The result, to which the massive influx of refugees - more than one million people - from the Ukraine also contributes, is a noticeable increase in the unemployment rate, recorded year-on-year in all 16 German Länder, together with a drop in the food expenditure of German households and a rather significant increase in the approval ratings of the radical party Alternative für Deutschland (Afd).
In the eyes of the Iw scholars, the situation appears so critical that they speak of the 'beginning of the deindustrialisation' of Germany and the European Union as a whole. For which the collapse of exports is combined with the increase in expenses for the payment of the onerous US energy supplies, the subsidising of energy to companies and households and the reconstitution of the arms depots emptied by the non-repayable deliveries to the Ukraine, to be realised to a very large extent through the purchase of weapon systems manufactured by the US 'military-industrial complex'.

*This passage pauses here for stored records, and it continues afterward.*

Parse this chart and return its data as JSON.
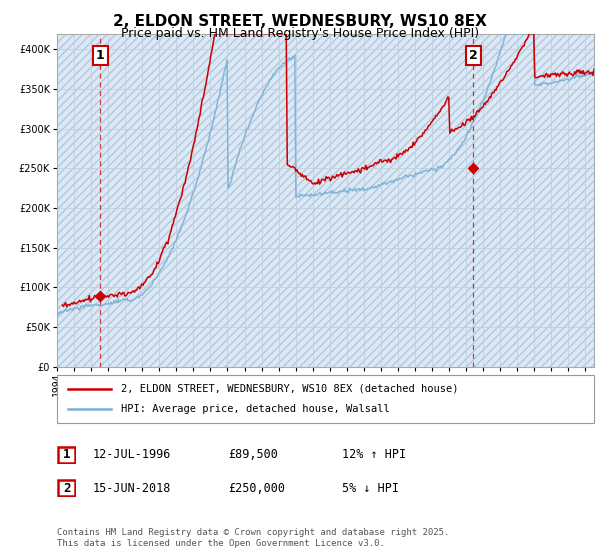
{
  "title": "2, ELDON STREET, WEDNESBURY, WS10 8EX",
  "subtitle": "Price paid vs. HM Land Registry's House Price Index (HPI)",
  "legend_line1": "2, ELDON STREET, WEDNESBURY, WS10 8EX (detached house)",
  "legend_line2": "HPI: Average price, detached house, Walsall",
  "annotation1_label": "1",
  "annotation1_date": "12-JUL-1996",
  "annotation1_price": "£89,500",
  "annotation1_hpi": "12% ↑ HPI",
  "annotation2_label": "2",
  "annotation2_date": "15-JUN-2018",
  "annotation2_price": "£250,000",
  "annotation2_hpi": "5% ↓ HPI",
  "footer": "Contains HM Land Registry data © Crown copyright and database right 2025.\nThis data is licensed under the Open Government Licence v3.0.",
  "ylim": [
    0,
    420000
  ],
  "xmin": 1994,
  "xmax": 2025.5,
  "sale1_year": 1996.53,
  "sale1_price": 89500,
  "sale2_year": 2018.45,
  "sale2_price": 250000,
  "red_color": "#cc0000",
  "blue_color": "#7bafd4",
  "chart_bg_color": "#dce9f5",
  "hatch_color": "#b0c8e0",
  "grid_color": "#c0d0e0",
  "annotation_box_color": "#cc0000",
  "title_fontsize": 11,
  "subtitle_fontsize": 9,
  "tick_fontsize": 7
}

As a quid pro quo, the US seems to be inclined to give the German company Rheinmetall the go-ahead for the production of F-35 components at a new plant with more than 400 employees, which is to be built near the Weeze airport in the Kleve district. A striking example of the many transatlantic 'unequal trades' to which the European Union has been increasingly bowing in recent times. So much so, in fact, that an 'unsuspected' think-tank such as the European Council on Foreign Relations has spoken of the '(European) art of vassalage' and the 'Americanisation of Europe', called upon by Washington not only to sever the vital energy artery with Russia, but also to 'support US industrial policy and help ensure American technological dominance over China [...] by circumscribing economic relations with the People's Republic of China on the basis of US-imposed limitations'.

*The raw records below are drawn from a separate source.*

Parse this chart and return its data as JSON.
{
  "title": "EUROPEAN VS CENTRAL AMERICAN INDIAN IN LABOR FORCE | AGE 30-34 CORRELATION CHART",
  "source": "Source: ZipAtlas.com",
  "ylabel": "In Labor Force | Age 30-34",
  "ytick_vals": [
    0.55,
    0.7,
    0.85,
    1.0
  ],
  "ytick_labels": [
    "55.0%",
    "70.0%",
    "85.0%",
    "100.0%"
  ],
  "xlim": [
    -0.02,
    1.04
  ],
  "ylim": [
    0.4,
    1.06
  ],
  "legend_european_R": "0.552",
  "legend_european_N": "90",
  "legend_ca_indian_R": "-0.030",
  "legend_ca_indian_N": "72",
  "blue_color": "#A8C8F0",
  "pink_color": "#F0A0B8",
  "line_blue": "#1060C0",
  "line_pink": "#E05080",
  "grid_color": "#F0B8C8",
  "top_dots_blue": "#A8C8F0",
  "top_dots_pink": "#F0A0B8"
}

The stratospheric trade deficit of a record EUR 432 billion recorded by the European Union in 2022 stems in no small part from the downgrading of the 'old continent' to a merely ancillary role vis-à-vis the US and its strategies, and risks for the same reasons to crystallise into a structural character. With the result of compressing the exchange rate of the euro against the dollar, mowing down the purchasing power of European workers and forcing governments to make further cuts in public spending. In other words, to adopt programmes modelled on the one recently devised by the executive led by Olaf Scholz, including a drastic reduction in funding for all sectors except the military. A budgetary manoeuvre branded by economist Marcel Fratzscher as 'economically imprudent, anti-social and strategically counterproductive', but made necessary to a certain extent by the financially critical situation in which Germany finds itself.

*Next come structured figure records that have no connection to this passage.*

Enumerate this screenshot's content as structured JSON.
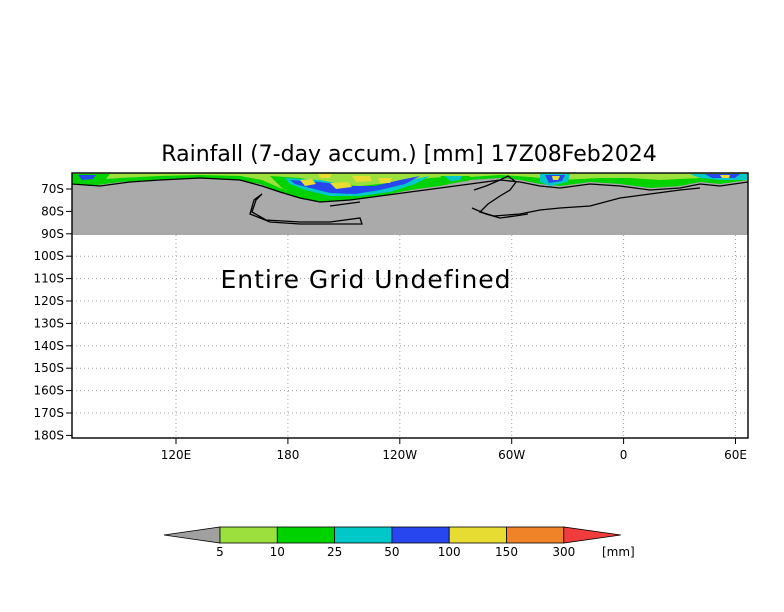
{
  "title": "Rainfall (7-day accum.) [mm] 17Z08Feb2024",
  "message": "Entire Grid Undefined",
  "axes": {
    "y_ticks": [
      "70S",
      "80S",
      "90S",
      "100S",
      "110S",
      "120S",
      "130S",
      "140S",
      "150S",
      "160S",
      "170S",
      "180S"
    ],
    "x_ticks": [
      "120E",
      "180",
      "120W",
      "60W",
      "0",
      "60E"
    ]
  },
  "legend": {
    "unit": "[mm]",
    "bins": [
      {
        "label": "5",
        "color": "#9be03c"
      },
      {
        "label": "10",
        "color": "#00d200"
      },
      {
        "label": "25",
        "color": "#00c8c8"
      },
      {
        "label": "50",
        "color": "#2846f0"
      },
      {
        "label": "100",
        "color": "#e6dc32"
      },
      {
        "label": "150",
        "color": "#f08228"
      },
      {
        "label": "300",
        "color": "#f03c3c"
      }
    ],
    "under_color": "#a0a0a0"
  },
  "colors": {
    "land": "#aaaaaa",
    "frame": "#000000",
    "grid": "#a0a0a0"
  }
}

This is evident from statements made by German Finance Minister Christian Lindner to the newspaper 'Die Welt' last June, according to which the country is in no position to make additional contributions to the EU budget. Not least because it could be forced to organise a rescue operation of the Bundesbank, the historical guardian of the ordoliberal orthodoxy, which is burdened with losses of more than 650 billion Euro related to the depreciation of the government bonds in its possession, which occurred due to the gradual rise in interest rates by the European Central Bank - a phenomenon mirroring that which led First Republic Bank, Silicon Valley Bank and other US credit institutions to bankruptcy.
For the 'European locomotive', and again for the entire 'Fordist periphery' of transnational scale firmly integrated in the German value chain, rather gloomy times lie ahead.